Recent updates to the housing consumer code
The housing consumer code is an important document composed in 2010, which ensures that all home buyers are treated fairly and not taken advantage of. Thanks to the code, buyers know what quality of service that they should expect and can obtain reliable information about their purchase.
The housing consumer code has now been split into two definitions. ‘The code’ refers specifically to the 19 requirements while ‘the code scheme’ includes both more explanation and a brief overview of the dispute service. Also, the definitions ‘home buyer’ and ‘customer’ have been clarified. The customer only becomes the home buyer when they enter into a formal reservation agreement.
The housing consumer code now states that evident needs of vulnerable customers should be considered at all times. For example, if an elderly customer has trouble with memory, and needs support from a young family member.
Home builders and agents sales offices now must display the logo of the housing consumer code, which will include the code’s web address. Home buyers must be given the code scheme documents on entering into the reservation agreement.
There is now a requirement in the housing consumer code that any event fees are stated at the reservation stage. Builders can also offer incentives to home buyers, but should allow them to have free choice of legal representatives.
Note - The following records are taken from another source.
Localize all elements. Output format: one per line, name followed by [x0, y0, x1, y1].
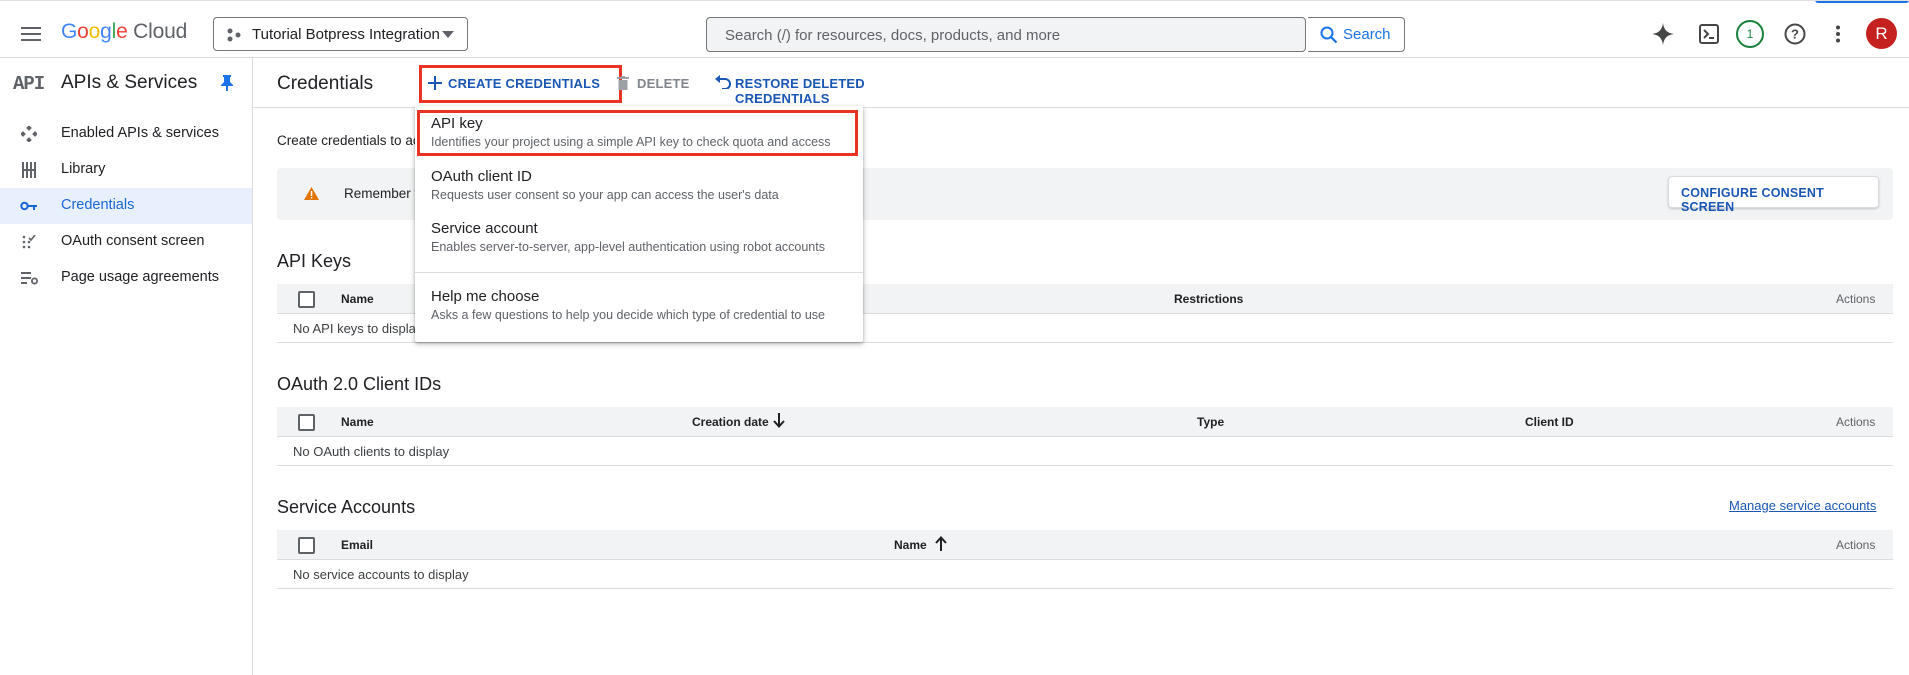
configure-consent-screen-button[interactable]: CONFIGURE CONSENT SCREEN — [1668, 176, 1879, 214]
google-cloud-logo[interactable]: Google Cloud — [61, 20, 187, 44]
sidebar-item-library[interactable]: Library — [0, 152, 252, 188]
oauth-title: OAuth 2.0 Client IDs — [277, 374, 442, 394]
empty-message: No API keys to displa — [293, 321, 416, 336]
svg-text:?: ? — [1791, 27, 1799, 42]
column-header-actions: Actions — [1836, 292, 1876, 306]
menu-item-oauth-client-id[interactable]: OAuth client ID Requests user consent so… — [415, 162, 863, 210]
column-header-actions: Actions — [1836, 415, 1876, 429]
api-logo: API — [13, 73, 45, 95]
more-vert-icon[interactable] — [1835, 25, 1841, 43]
column-header-name[interactable]: Name — [341, 292, 374, 306]
api-keys-title: API Keys — [277, 251, 352, 271]
column-header-client-id[interactable]: Client ID — [1525, 415, 1574, 429]
caret-down-icon — [442, 31, 454, 38]
menu-item-api-key[interactable]: API key Identifies your project using a … — [415, 111, 863, 157]
table-row: No service accounts to display — [277, 560, 1893, 589]
project-name: Tutorial Botpress Integration — [252, 26, 440, 43]
configure-consent-label: CONFIGURE CONSENT SCREEN — [1681, 186, 1824, 214]
arrow-up-icon[interactable] — [935, 536, 947, 551]
search-placeholder: Search (/) for resources, docs, products… — [725, 27, 1061, 44]
menu-item-title: OAuth client ID — [431, 168, 532, 185]
sidebar-item-label: Credentials — [61, 197, 135, 213]
menu-item-desc: Enables server-to-server, app-level auth… — [431, 240, 825, 254]
menu-item-desc: Requests user consent so your app can ac… — [431, 188, 779, 202]
sidebar-item-enabled-apis[interactable]: Enabled APIs & services — [0, 116, 252, 152]
settings-list-icon — [21, 271, 38, 285]
enabled-apis-icon — [21, 126, 37, 142]
select-all-checkbox[interactable] — [298, 291, 315, 308]
delete-button[interactable]: DELETE — [617, 74, 690, 96]
column-header-name[interactable]: Name — [894, 538, 927, 552]
intro-text: Create credentials to ac — [277, 133, 420, 148]
column-header-actions: Actions — [1836, 538, 1876, 552]
menu-item-service-account[interactable]: Service account Enables server-to-server… — [415, 214, 863, 262]
banner-text: Remember t — [344, 186, 419, 201]
sidebar-item-oauth-consent[interactable]: OAuth consent screen — [0, 224, 252, 260]
sidebar-item-label: Page usage agreements — [61, 269, 219, 285]
oauth-table-header: Name Creation date Type Client ID Action… — [277, 407, 1893, 437]
page-title: Credentials — [277, 73, 374, 94]
consent-icon — [22, 235, 36, 249]
sidebar-item-credentials[interactable]: Credentials — [0, 188, 252, 224]
create-credentials-menu: API key Identifies your project using a … — [415, 106, 863, 342]
delete-label: DELETE — [637, 76, 690, 91]
notifications-badge[interactable]: 1 — [1736, 20, 1764, 48]
library-icon — [22, 162, 36, 178]
column-header-creation-date[interactable]: Creation date — [692, 415, 769, 429]
avatar[interactable]: R — [1866, 18, 1897, 49]
warning-icon — [304, 187, 319, 200]
search-input[interactable]: Search (/) for resources, docs, products… — [706, 17, 1306, 52]
search-button-label: Search — [1343, 26, 1391, 43]
menu-icon[interactable] — [21, 26, 41, 42]
column-header-email[interactable]: Email — [341, 538, 373, 552]
cloud-shell-icon[interactable] — [1699, 24, 1719, 44]
plus-icon — [428, 76, 442, 90]
menu-item-title: Help me choose — [431, 288, 540, 305]
sidebar-item-label: Library — [61, 161, 106, 177]
menu-item-title: Service account — [431, 220, 538, 237]
column-header-restrictions: Restrictions — [1174, 292, 1244, 306]
pin-icon[interactable] — [221, 75, 233, 91]
key-icon — [20, 201, 38, 211]
arrow-down-icon[interactable] — [773, 413, 785, 428]
undo-icon — [715, 75, 731, 89]
manage-service-accounts-link[interactable]: Manage service accounts — [1729, 498, 1876, 513]
project-icon — [226, 27, 242, 43]
empty-message: No OAuth clients to display — [293, 444, 450, 459]
sidebar-item-label: Enabled APIs & services — [61, 125, 219, 141]
menu-item-title: API key — [431, 115, 483, 132]
help-icon[interactable]: ? — [1784, 23, 1806, 45]
column-header-name[interactable]: Name — [341, 415, 374, 429]
create-credentials-button[interactable]: CREATE CREDENTIALS — [428, 74, 618, 96]
sidebar-title: APIs & Services — [61, 72, 198, 93]
column-header-type[interactable]: Type — [1197, 415, 1224, 429]
search-icon — [1320, 26, 1338, 44]
menu-item-desc: Identifies your project using a simple A… — [431, 135, 831, 149]
restore-deleted-credentials-button[interactable]: RESTORE DELETED CREDENTIALS — [715, 74, 940, 106]
table-row: No OAuth clients to display — [277, 437, 1893, 466]
menu-item-desc: Asks a few questions to help you decide … — [431, 308, 825, 322]
restore-label: RESTORE DELETED CREDENTIALS — [735, 76, 865, 106]
sidebar-item-label: OAuth consent screen — [61, 233, 205, 249]
menu-divider — [415, 272, 863, 273]
create-credentials-label: CREATE CREDENTIALS — [448, 76, 601, 91]
select-all-checkbox[interactable] — [298, 414, 315, 431]
trash-icon — [617, 76, 629, 90]
empty-message: No service accounts to display — [293, 567, 469, 582]
gemini-sparkle-icon[interactable] — [1652, 23, 1674, 45]
menu-item-help-me-choose[interactable]: Help me choose Asks a few questions to h… — [415, 282, 863, 330]
search-button[interactable]: Search — [1308, 17, 1405, 52]
project-picker[interactable]: Tutorial Botpress Integration — [213, 17, 468, 51]
service-accounts-title: Service Accounts — [277, 497, 416, 517]
sidebar-item-page-usage[interactable]: Page usage agreements — [0, 260, 252, 296]
service-accounts-table-header: Email Name Actions — [277, 530, 1893, 560]
select-all-checkbox[interactable] — [298, 537, 315, 554]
The reservation agreement must now include the date until when the price remains valid, the nature of any event fees, and a receipt that the housing consumer code has been received by the home buyer. In regards to reservation fees, the builder is now required to state any range of monetary deduction in case of cancellation.
The home builder is now encouraged to explain to the home buyer that, at handover, there will be minor outstanding items with the home, and outline how these will be completed. The housing consumer code emphasises the importance of communications between the builder and the buyer.
There are new timescales for disputes. A home buyer cannot claim before 56 days have elapsed following their communication with the builder, or after 12 months have passed since the final response. Also, the award for inconvenience previously stood at £250 – this has been raised to £500. Home buyers making a claim must now specifically state the code requirement that the builder has broken.